Il parait qu'un sorcier dans sa vie n'utilise que 30% de ses capacités. Lui, si tout fonctionnait comme le voulait Dumbledore, pourrait en exploiter le triple.

Le pouvoir, il ne trouvait pas cela spécialement intéressant, mais il n'avait jamais eut le loisir de décider comment il bâtirait son avenir. Que peut un enfant de huit ans face à la pression des adultes et face au destin qu'on lui a construit ?

Si Harry l'avait souhaité, il aurait pu, d'un souffle, détruire chaque fibre de son professeur. Juste comme ça, sans le moindre effort. Mais il n'en avait pas envie. Il préférait ne pas montrer le monstre qu'il était devenu. Il cacherait sa véritable force jusqu'à ce qu'on ne lui laisse plus le choix.

Il fixa le plafond, scruta le plancher, puis son regard se posa sur la fenêtre.

-« Oh tiens, il pleut.

Les gouttes s'écrasaient silencieusement sur la vitre, traçant des rigoles de propreté dans la couche de crasse qui recouvrait la fenêtre. Les deux hommes, prisonniers de leurs pensées, observèrent un instant le phénomène. Harry fut le premier à briser le silence :

-« Je trouve ça apaisant. Que les Hommes s'entre-tuent ou vivent en paix, la pluie continuera de tomber.

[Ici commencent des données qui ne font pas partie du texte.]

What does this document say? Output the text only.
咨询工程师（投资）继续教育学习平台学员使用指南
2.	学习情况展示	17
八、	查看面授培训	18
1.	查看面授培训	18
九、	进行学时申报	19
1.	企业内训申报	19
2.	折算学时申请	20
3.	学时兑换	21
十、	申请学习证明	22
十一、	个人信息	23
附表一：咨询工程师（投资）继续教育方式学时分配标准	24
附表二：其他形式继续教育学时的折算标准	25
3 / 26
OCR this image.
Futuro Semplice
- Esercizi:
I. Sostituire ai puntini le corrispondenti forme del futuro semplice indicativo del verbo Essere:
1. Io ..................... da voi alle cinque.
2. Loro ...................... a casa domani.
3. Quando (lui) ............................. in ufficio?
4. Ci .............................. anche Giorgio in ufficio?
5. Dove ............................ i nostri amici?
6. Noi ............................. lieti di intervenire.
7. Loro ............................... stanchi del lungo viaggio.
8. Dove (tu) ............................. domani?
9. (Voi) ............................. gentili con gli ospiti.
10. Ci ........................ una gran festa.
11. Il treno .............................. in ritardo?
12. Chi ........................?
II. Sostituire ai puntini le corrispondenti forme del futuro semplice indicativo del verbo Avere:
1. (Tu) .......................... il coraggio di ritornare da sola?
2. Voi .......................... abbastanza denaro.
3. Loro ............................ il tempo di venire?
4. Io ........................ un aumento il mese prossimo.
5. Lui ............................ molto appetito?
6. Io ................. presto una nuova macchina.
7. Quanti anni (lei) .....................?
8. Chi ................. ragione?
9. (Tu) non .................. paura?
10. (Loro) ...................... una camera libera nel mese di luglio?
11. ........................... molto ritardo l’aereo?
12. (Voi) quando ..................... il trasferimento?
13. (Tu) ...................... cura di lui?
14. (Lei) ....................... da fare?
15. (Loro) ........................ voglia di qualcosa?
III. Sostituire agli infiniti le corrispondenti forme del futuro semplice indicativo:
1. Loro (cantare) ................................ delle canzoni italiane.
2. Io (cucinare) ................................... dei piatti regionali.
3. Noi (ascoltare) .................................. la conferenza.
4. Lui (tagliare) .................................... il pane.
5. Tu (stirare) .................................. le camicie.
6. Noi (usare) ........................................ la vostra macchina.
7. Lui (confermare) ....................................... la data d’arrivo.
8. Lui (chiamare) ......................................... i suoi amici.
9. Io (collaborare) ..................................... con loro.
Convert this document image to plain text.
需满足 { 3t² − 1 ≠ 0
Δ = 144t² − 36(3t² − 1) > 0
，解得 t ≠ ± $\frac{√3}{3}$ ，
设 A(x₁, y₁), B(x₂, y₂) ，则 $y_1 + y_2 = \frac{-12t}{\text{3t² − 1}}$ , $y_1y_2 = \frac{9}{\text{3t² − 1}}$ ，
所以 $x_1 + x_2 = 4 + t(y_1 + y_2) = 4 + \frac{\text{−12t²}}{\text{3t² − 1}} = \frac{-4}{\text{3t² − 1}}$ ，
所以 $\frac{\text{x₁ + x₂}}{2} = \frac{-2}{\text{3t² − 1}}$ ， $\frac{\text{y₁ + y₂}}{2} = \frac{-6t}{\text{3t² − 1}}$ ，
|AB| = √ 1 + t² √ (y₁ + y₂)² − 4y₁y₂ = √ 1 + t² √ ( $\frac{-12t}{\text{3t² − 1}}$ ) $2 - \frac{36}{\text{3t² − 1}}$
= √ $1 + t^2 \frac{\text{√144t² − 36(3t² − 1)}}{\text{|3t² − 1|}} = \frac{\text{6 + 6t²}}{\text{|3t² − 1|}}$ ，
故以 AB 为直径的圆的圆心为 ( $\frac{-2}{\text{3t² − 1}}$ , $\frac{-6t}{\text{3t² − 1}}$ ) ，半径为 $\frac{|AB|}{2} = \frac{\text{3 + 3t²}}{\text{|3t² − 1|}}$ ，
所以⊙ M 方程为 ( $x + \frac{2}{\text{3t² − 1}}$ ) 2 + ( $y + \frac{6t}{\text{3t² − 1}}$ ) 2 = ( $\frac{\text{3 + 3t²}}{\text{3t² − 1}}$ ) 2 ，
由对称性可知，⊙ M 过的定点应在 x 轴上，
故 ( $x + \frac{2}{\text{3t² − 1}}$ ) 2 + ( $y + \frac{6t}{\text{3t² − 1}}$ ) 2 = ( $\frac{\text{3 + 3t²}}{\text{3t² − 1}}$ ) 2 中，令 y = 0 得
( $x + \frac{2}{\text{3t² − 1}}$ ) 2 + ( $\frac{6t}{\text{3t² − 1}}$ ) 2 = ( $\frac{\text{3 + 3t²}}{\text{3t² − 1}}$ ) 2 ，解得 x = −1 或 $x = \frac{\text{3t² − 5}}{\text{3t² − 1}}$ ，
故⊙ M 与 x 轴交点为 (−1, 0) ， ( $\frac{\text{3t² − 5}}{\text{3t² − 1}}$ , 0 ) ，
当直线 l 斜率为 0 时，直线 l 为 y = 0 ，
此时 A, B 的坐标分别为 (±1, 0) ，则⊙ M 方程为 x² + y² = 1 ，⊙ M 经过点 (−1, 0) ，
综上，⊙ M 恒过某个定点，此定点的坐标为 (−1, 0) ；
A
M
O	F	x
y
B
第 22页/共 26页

Severus Snape s'approcha de son élève.

-« Potter, reprenons le combat. Vous allez avoir 21 ans et vous allez devoir combattre le sorcier le plus terrible de tous les temps ; si vous n'arrivez pas à me battre ici, je ne donne pas cher de votre peau quand viendra l'heure de la bataille finale.

Harry balaya l'ordre d'une main.

-« Professeur, merci de vous inquiéter – Snape grimaça – mais nous allons nous arrêter là pour aujourd'hui : il est bien trop tard pour travailler. Voldemort n'est pas le plus terrible. Il est juste très médiatisé. Et puis, je trouve que vous avez les traits tirés.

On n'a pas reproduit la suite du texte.